Der Kleine rief zu Phra-Harmakhuti: »Du, mein Meister, richtest wahr und falsch.« Und Phra hörte die Anrufung und ließ allsogleich ein großes Wasser zwischen den Brüdern sein, und das war ganz voll mit Krokodilen; und der Große stand auf diesem, der Kleine auf dem andern Ufer. Und der Kleine rief: »Bleib da bis zum Sonnenaufgang, dann will ich die Wahrheit feststellen, denn ich werde niemals mehr mit dir sein.«
Und als der andere Tag anbrach und Phra-Harmakhuti sich erhoben hatte, sah jedes den andern. Und der kleine sagte zu dem großen Bruder: »Was willst du mich töten, ohne daß du gehört hast, was mein Mund zu sagen hat? Ich bin doch dein kleiner Bruder! Und du mir wie ein Vater! Und dein Weib mir wie eine Mutter!
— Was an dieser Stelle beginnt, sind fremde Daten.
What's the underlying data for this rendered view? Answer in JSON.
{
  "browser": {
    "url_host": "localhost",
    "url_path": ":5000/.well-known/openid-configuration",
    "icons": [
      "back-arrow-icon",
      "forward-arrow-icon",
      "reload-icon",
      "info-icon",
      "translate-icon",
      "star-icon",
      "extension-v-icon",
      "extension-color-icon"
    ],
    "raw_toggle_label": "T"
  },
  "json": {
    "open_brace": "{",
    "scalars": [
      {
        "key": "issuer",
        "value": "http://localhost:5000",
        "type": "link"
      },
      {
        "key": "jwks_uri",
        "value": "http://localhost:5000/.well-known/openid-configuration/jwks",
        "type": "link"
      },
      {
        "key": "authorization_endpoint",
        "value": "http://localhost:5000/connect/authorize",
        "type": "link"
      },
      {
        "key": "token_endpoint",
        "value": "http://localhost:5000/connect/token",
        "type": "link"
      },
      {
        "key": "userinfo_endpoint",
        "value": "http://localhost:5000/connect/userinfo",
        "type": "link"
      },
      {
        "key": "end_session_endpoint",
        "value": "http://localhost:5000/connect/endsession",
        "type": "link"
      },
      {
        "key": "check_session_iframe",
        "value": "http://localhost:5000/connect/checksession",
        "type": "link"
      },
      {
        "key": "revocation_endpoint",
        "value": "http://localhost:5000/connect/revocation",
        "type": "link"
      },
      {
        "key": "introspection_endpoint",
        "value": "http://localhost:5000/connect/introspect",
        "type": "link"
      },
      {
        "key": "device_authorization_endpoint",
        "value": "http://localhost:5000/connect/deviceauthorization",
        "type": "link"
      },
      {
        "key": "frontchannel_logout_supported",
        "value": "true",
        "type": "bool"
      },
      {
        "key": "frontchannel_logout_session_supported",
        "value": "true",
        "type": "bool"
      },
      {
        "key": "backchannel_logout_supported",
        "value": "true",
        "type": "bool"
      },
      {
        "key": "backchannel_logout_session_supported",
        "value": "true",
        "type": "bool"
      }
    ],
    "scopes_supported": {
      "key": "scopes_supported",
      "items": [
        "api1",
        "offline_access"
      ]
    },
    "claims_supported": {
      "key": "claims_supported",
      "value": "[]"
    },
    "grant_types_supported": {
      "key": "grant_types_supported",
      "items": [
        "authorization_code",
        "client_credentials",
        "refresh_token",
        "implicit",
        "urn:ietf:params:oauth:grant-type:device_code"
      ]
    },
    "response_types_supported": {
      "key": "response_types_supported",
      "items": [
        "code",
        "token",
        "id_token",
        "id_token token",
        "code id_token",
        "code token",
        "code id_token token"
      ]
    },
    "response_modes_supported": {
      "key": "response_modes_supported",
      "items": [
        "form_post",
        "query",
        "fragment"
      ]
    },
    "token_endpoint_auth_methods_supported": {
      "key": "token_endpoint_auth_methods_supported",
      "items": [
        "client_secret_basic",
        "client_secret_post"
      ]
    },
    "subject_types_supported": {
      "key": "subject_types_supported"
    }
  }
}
Aber da du mich um Korn schicktest, sprach sie zu mir: ›Komm, schlafen wir miteinander eine Stunde.‹ Und dann hat sie dir dies anders erzählt."
Darauf nahm der Kleine aus seinem Beutel ein Messer, schnitt sich das Glied ab und warf es ins Wasser, wo es die Krokodile fraßen. Hierauf fiel er hin und ging ein in das Tal von Acacia. Der große Bruder kehrte zurück in sein Haus, die Hand auf dem Haupte, das ganz voller Staub war, den er sich darüber gestreut hatte. Er tötete sein Weib, warf es den Hunden vor und weinte um seinen kleinen Bruder.